EPSRC Centre for Doctoral Training in Fluid Dynamics, University of Leeds, Leeds, UK.
School of Civil Engineering, University of Leeds, Leeds, UK.
Risk Anal. 2024 Sep;44(9):2125-2147. doi: 10.1111/risa.14295. Epub 2024 Mar 19.
The Wells-Riley model has been widely used to estimate airborne infection risk, typically from a deterministic point of view (i.e., focusing on the average number of infections) or in terms of a per capita probability of infection. Some of its main limitations relate to considering well-mixed air, steady-state concentration of pathogen in the air, a particular amount of time for the indoor interaction, and that all individuals are homogeneous and behave equally. Here, we revisit the Wells-Riley model, providing a mathematical formalism for its stochastic version, where the number of infected individuals follows a Binomial distribution. Then, we extend the Wells-Riley methodology to consider transient behaviours, randomness, and population heterogeneity. In particular, we provide analytical solutions for the number of infections and the per capita probability of infection when: (i) susceptible individuals remain in the room after the infector leaves, (ii) the duration of the indoor interaction is random/unknown, and (iii) infectors have heterogeneous quanta production rates (or the quanta production rate of the infector is random/unknown). We illustrate the applicability of our new formulations through two case studies: infection risk due to an infectious healthcare worker (HCW) visiting a patient, and exposure during lunch for uncertain meal times in different dining settings. Our results highlight that infection risk to a susceptible who remains in the space after the infector leaves can be nonnegligible, and highlight the importance of incorporating uncertainty in the duration of the indoor interaction and the infectivity of the infector when estimating risk.

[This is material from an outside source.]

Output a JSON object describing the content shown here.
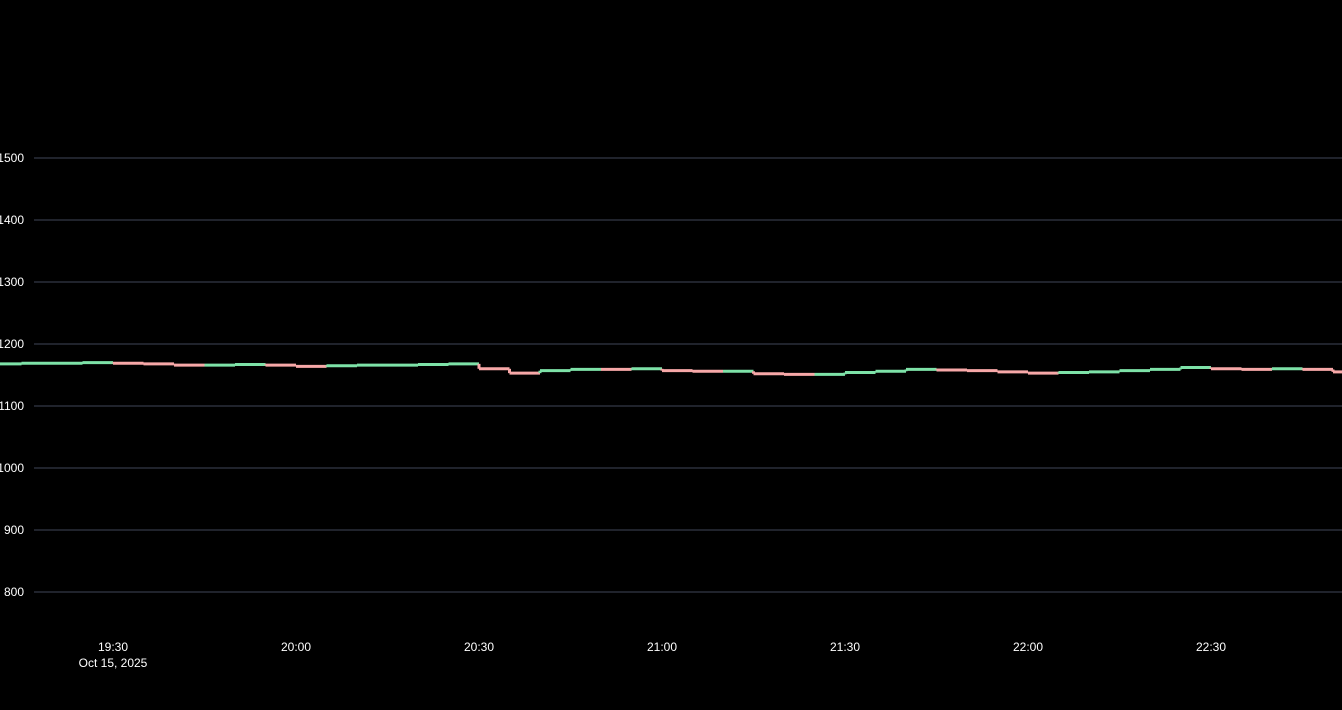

威尔斯-莱利模型已被广泛用于估计空气传播感染的风险,通常从确定性的角度考虑(即,关注平均感染人数),或者从感染的人均概率角度考虑。它的一些主要局限性涉及到空气的充分混合、空气中病原体的稳态浓度、室内相互作用的特定时间以及所有个体都是同质的并且行为相同。在这里,我们重新审视了威尔斯-莱利模型,为其随机版本提供了数学形式主义,其中感染个体的数量遵循二项式分布。然后,我们将威尔斯-莱利方法扩展到考虑瞬态行为、随机性和人口异质性。特别是,当:(i)感染者在感染者离开后仍留在房间内,(ii)室内相互作用的持续时间是随机的/未知的,以及(iii)感染者具有异质的量子产生率(或感染者的量子产生率是随机的/未知的)时,我们提供了感染人数和人均感染概率的解析解。我们通过两个案例研究说明了我们新公式的适用性:感染具有传染性的医疗保健工作者(HCW)探访患者时的风险,以及在不同用餐环境中不确定用餐时间时的午餐暴露。我们的结果强调了感染者离开后留在空间中的易感者的感染风险可能不容忽视,并强调了在估计风险时纳入室内相互作用持续时间和感染者传染性的不确定性的重要性。